RESULTS: Of all the cases, 281 and 171 patients were men and women, respectively. The median age was 64 years (range, 18-88 years). Forty-seven patients (10.4%) were diagnosed with anastomotic leakage, and the median diagnostic time of anastomotic leakage was 6.5 days(range, 3-31 days). One patient with anastomotic leakage died because of respiratory failure within 1 month postoperatively; 11 patients underwent salvage colostomy performed 2-34 days (median, 7 days) after the first surgery. All the 11 patients underwent colostomy closure within 2 years. The other 35 patients recovered by antibiotic and peritoneal lavage treatment. The mean length of postoperative hospital stay in patients without anastomotic leakage was 8.4±2.4 days, which was significantly shorter than that in patients with anastomotic leakage (34.6±15.7 days), and the difference was statistically significant (t=24.127, P=0.008). The results of the univariate analysis showed that BMI≥28 kg/m2 (χ2 =7.550, P=0.000), diabetes mellitus (χ2 =5.055, P=0.025), Hb<90 g/L preoperatively (χ2 =5.718, P=0.017), Alb<35 g/L preoperatively (χ2 =8.096, P=0.004), distance of <6 cm from the lower edge of the tumors to the anus (χ2 =8.205, P=0.004) and LCA ligation (χ2 =16.540, P=0.000) were risk factors for the occurrence of anastomotic leakage. Multivariate analysis showed that BMI≥28 kg/m2 (OR=1.758, 95%CI: 1.265-2.454, P=0.021), distance of <6 cm from the lower edge of the tumors to the anus (OR=1.530, 95%CI: 1.035-2.117, P=0.037), LCA ligation (OR=1.551, 95%CI: 1.035-2.131, P=0.042) were independent risk factors for anastomotic leakage. The CT diagnostic sensitivity of anastomotic leakage was 91.2%(31/34). The false positive rate of CT for diagnosing anastomotic leakage was zero 7 days after the Dixon procedure.

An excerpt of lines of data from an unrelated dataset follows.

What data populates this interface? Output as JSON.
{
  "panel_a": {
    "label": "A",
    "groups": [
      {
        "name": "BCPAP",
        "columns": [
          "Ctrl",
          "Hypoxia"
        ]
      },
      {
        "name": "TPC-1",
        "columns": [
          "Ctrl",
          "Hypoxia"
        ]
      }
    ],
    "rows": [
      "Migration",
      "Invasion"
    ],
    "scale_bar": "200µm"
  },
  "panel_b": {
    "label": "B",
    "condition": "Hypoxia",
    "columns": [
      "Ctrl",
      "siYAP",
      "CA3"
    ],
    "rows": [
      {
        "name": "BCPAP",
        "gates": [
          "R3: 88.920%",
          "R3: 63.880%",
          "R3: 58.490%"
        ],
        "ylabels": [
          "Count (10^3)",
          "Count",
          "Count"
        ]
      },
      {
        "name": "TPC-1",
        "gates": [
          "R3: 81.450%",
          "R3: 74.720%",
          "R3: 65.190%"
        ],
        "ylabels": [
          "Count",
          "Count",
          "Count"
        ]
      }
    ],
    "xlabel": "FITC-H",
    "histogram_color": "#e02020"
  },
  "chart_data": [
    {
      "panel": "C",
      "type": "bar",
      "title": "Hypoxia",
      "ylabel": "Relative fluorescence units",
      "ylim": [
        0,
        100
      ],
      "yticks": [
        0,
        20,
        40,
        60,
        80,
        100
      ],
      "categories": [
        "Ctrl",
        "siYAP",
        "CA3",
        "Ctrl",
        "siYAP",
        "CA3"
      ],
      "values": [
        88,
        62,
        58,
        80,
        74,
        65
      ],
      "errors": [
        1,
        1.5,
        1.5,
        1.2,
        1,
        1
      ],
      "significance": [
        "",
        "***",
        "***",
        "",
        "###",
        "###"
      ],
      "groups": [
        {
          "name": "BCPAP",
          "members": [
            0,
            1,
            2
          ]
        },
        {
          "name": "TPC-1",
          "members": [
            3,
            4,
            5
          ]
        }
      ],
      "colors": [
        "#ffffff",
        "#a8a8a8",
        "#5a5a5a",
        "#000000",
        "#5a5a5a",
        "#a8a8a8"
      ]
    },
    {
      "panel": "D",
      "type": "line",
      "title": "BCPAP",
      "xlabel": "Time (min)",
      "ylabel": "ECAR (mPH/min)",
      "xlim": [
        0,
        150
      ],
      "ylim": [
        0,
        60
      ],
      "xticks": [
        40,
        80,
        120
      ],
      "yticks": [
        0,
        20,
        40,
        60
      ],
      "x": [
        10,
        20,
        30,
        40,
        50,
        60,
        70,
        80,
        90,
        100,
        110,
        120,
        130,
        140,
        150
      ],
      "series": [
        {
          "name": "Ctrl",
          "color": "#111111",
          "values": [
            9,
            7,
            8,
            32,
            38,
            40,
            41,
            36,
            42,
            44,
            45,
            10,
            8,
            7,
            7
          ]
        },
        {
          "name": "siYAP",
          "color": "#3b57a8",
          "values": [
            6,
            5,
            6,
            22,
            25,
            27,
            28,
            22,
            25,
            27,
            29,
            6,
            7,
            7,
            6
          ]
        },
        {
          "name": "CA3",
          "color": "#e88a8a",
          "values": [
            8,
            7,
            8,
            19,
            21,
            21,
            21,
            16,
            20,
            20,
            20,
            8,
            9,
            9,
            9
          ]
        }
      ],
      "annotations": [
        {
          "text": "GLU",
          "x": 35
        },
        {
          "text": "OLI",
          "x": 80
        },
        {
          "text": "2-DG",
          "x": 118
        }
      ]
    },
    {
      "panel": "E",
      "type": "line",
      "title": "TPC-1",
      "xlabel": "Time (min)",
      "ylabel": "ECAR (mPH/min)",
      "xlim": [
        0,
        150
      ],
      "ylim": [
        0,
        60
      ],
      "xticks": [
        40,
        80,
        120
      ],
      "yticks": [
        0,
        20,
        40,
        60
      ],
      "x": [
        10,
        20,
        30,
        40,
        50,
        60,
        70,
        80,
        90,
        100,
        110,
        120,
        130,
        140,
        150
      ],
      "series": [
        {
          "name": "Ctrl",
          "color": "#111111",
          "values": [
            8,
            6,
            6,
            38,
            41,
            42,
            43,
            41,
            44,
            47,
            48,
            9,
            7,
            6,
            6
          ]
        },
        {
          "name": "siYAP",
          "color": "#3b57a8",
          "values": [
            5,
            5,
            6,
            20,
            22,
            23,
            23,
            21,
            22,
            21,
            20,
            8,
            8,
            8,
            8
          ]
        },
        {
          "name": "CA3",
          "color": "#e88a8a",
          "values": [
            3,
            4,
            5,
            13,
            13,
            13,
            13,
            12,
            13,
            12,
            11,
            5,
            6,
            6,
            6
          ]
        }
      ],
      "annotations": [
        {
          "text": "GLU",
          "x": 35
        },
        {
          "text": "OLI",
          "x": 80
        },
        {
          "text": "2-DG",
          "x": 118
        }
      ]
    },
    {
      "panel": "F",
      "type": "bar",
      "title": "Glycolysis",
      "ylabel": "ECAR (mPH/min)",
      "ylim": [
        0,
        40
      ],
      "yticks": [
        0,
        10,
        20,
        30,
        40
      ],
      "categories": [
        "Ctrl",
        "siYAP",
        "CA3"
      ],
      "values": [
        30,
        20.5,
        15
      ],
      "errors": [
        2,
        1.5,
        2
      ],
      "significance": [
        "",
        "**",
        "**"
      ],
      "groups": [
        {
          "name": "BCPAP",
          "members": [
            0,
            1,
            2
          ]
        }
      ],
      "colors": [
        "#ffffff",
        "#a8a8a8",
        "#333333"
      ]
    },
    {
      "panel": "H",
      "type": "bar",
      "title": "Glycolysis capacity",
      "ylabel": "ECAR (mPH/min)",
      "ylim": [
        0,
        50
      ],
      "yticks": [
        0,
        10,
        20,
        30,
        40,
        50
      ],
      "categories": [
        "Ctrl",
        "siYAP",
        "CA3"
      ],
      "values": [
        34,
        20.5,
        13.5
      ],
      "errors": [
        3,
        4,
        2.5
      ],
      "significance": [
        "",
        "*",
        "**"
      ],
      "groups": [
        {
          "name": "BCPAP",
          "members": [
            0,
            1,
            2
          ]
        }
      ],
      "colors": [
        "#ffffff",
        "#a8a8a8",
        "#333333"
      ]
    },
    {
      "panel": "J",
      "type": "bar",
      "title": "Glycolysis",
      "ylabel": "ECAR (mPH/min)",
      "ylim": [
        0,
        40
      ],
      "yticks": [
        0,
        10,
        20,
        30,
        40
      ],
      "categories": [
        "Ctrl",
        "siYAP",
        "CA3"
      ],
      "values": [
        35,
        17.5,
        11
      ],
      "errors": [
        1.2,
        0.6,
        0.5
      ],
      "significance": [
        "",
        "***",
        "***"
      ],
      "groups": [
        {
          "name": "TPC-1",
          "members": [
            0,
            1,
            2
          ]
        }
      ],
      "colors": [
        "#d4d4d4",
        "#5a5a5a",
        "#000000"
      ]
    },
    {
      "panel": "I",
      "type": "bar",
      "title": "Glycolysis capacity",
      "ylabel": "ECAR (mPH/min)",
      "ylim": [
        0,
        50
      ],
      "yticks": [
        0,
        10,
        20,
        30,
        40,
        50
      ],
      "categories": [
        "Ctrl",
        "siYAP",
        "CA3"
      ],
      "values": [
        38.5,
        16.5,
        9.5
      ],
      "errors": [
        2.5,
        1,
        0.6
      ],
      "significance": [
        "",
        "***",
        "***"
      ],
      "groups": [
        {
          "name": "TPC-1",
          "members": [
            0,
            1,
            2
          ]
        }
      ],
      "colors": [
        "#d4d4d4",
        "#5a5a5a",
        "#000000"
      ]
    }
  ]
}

CONCLUSION: Important factors, including BMI of patients, LCA ligation, and the distance from the lower edge of the tumors to the anus are related with anastomotic leakage. The individual treatments should be considered based on the patient's clinical condition. CT was recommended 7 days postoperatively when anastomotic leakage was highly suspected.